What does this look like in action? CYBERSPAN® continuously monitors network traffic and uses machine learning to spot unusual patterns that could indicate malicious activity. When it finds something odd, CYBERSPAN® maps the behavior to MITRE ATT&CK tactics and techniques to see if it matches any known threat patterns. Alerts come with plain-language explanations and direct references to ATT&CK, so defenders have insight into what’s happening and why it matters.
From there, CYBERSPAN® references ATT&CK’s structured relationships. It automatically identifies any associated threat groups, commonly used software, and the corresponding mitigations to the detected technique. This context allows analysts to also see how the initial malicious activity fits into the broader adversary playbook. In effect, CYBERSPAN® is saying, “We’ve seen something like this before in known attacks and here’s what typically comes next.”
CYBERSPAN® then uses these connections to recommend immediate defensive action. In fact, CYBERSPAN® automatically pulls in the MITRE mitigations associated with any detected threat, presenting them on the dashboard. ATT&CK’s relationship structure also allows CYBERSPAN® to anticipate what threat activity might come next and recommend proactive measures. In other words, “Threat actors who behave like this often do these other things, and here’s how to prepare.”

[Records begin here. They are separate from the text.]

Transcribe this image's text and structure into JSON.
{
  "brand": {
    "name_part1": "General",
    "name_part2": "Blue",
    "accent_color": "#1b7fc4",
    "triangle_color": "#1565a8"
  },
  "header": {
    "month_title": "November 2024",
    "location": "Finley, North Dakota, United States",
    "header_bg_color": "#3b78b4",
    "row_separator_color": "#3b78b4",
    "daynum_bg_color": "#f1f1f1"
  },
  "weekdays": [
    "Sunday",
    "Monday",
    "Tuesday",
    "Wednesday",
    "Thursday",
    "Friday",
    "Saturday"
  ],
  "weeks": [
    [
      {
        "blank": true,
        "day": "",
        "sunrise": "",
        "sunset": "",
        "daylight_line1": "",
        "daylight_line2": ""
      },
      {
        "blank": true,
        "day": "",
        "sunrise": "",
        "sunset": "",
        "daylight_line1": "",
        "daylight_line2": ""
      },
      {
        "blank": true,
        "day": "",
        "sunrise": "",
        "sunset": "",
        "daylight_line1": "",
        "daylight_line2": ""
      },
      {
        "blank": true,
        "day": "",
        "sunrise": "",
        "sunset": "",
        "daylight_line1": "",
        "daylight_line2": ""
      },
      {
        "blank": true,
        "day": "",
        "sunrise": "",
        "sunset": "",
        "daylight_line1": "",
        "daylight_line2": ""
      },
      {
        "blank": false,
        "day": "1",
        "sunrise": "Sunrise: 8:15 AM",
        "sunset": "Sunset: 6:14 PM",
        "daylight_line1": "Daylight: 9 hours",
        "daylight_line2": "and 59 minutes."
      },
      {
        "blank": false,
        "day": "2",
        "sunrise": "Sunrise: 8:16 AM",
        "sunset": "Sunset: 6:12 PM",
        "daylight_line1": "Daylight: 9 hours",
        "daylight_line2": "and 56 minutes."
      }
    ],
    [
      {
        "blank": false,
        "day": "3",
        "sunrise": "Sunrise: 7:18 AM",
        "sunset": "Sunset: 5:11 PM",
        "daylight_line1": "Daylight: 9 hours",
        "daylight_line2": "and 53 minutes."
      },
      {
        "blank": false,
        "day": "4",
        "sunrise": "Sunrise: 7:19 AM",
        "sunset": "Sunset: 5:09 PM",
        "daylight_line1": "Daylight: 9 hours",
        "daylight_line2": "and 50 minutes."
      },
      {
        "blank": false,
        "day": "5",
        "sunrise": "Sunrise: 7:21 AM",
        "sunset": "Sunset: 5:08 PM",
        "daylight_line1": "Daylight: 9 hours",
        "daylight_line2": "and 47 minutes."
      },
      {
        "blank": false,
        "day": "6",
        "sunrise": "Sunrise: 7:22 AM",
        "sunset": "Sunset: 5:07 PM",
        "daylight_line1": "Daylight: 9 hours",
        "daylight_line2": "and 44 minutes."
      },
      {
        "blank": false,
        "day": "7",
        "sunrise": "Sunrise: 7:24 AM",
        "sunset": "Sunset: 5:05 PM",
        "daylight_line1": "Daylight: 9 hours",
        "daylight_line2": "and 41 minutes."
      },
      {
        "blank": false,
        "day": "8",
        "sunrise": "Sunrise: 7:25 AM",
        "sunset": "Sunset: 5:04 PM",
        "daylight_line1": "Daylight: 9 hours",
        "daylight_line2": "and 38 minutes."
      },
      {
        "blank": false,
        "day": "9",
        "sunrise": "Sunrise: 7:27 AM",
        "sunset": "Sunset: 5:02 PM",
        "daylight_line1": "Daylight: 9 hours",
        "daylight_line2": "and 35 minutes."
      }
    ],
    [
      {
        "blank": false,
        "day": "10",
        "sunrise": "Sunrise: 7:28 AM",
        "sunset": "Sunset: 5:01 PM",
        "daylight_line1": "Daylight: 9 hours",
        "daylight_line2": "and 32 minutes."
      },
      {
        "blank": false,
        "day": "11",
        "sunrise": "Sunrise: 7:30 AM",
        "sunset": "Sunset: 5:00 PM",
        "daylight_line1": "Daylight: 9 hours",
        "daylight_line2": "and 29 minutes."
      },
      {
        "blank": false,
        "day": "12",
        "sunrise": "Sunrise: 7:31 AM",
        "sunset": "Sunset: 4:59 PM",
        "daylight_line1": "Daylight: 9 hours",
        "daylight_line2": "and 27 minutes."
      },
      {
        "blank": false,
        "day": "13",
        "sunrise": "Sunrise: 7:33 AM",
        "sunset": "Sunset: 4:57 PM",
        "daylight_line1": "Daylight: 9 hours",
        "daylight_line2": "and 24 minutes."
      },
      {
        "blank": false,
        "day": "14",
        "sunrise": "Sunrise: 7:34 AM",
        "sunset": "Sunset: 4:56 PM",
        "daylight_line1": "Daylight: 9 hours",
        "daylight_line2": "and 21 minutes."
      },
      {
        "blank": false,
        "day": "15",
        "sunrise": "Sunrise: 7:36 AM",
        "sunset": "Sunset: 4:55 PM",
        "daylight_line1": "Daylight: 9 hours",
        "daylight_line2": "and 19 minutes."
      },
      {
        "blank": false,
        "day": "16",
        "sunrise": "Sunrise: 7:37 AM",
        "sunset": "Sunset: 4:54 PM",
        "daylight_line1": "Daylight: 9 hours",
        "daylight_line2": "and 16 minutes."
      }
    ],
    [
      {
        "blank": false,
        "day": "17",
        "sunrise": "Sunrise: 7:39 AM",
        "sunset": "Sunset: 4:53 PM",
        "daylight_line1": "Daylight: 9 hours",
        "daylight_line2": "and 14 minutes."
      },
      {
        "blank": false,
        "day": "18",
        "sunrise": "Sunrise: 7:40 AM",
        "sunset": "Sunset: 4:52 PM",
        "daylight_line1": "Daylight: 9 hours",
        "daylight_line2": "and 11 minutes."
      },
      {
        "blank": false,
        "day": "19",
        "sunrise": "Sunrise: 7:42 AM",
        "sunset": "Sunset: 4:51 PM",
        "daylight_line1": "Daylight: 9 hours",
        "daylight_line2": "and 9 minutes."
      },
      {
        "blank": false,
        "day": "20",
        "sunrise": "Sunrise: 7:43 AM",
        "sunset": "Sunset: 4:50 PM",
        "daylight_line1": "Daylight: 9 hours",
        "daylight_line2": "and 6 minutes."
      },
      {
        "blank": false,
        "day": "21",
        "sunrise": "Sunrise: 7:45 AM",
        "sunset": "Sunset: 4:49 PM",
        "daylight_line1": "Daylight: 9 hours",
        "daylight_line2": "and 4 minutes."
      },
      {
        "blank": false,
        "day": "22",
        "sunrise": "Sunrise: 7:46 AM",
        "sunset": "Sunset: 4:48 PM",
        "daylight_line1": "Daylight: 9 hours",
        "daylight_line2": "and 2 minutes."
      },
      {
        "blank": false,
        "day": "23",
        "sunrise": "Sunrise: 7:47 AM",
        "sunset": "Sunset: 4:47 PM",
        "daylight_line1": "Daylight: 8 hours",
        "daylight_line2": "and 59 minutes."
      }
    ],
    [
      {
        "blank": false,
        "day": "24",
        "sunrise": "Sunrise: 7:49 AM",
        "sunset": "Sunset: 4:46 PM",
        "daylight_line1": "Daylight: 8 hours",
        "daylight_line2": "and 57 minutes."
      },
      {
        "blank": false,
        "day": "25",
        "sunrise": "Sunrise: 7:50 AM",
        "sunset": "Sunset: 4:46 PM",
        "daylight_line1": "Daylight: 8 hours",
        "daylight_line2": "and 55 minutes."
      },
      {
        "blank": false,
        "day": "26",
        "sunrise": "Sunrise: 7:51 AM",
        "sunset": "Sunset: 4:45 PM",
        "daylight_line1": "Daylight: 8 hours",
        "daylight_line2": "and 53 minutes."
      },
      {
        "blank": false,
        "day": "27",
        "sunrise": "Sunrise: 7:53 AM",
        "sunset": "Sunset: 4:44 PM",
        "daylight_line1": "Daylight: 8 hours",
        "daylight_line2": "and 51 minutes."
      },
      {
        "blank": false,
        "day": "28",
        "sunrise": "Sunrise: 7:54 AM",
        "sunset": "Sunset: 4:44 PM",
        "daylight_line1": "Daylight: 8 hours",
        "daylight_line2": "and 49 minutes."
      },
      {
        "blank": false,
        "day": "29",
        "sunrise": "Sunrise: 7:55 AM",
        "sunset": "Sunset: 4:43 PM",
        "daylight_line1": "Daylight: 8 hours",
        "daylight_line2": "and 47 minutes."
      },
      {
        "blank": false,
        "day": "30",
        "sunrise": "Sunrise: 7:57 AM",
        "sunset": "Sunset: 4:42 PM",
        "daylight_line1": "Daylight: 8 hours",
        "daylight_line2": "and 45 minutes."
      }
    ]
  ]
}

The framework’s relationships also allow CYBERSPAN® to prioritize alerts more intelligently. If a detected technique maps to a critical tactic like Exfiltration, it can raise the priority of that alert. Similarly, if an event is linked to a known threat group given the techniques or tools that a group typically uses, the system can flag it as higher risk.
In short, CYBERSPAN® shows what’s possible when a security tool doesn’t just reference ATT&CK TTPs but fully integrates the object relationships that make ATT&CK so powerful. By using ATT&CK as more than a checklist, CYBERSPAN® helps defenders understand who might be attacking, what they’re trying to do, how they’re doing it, what’s coming next, and how to stop it.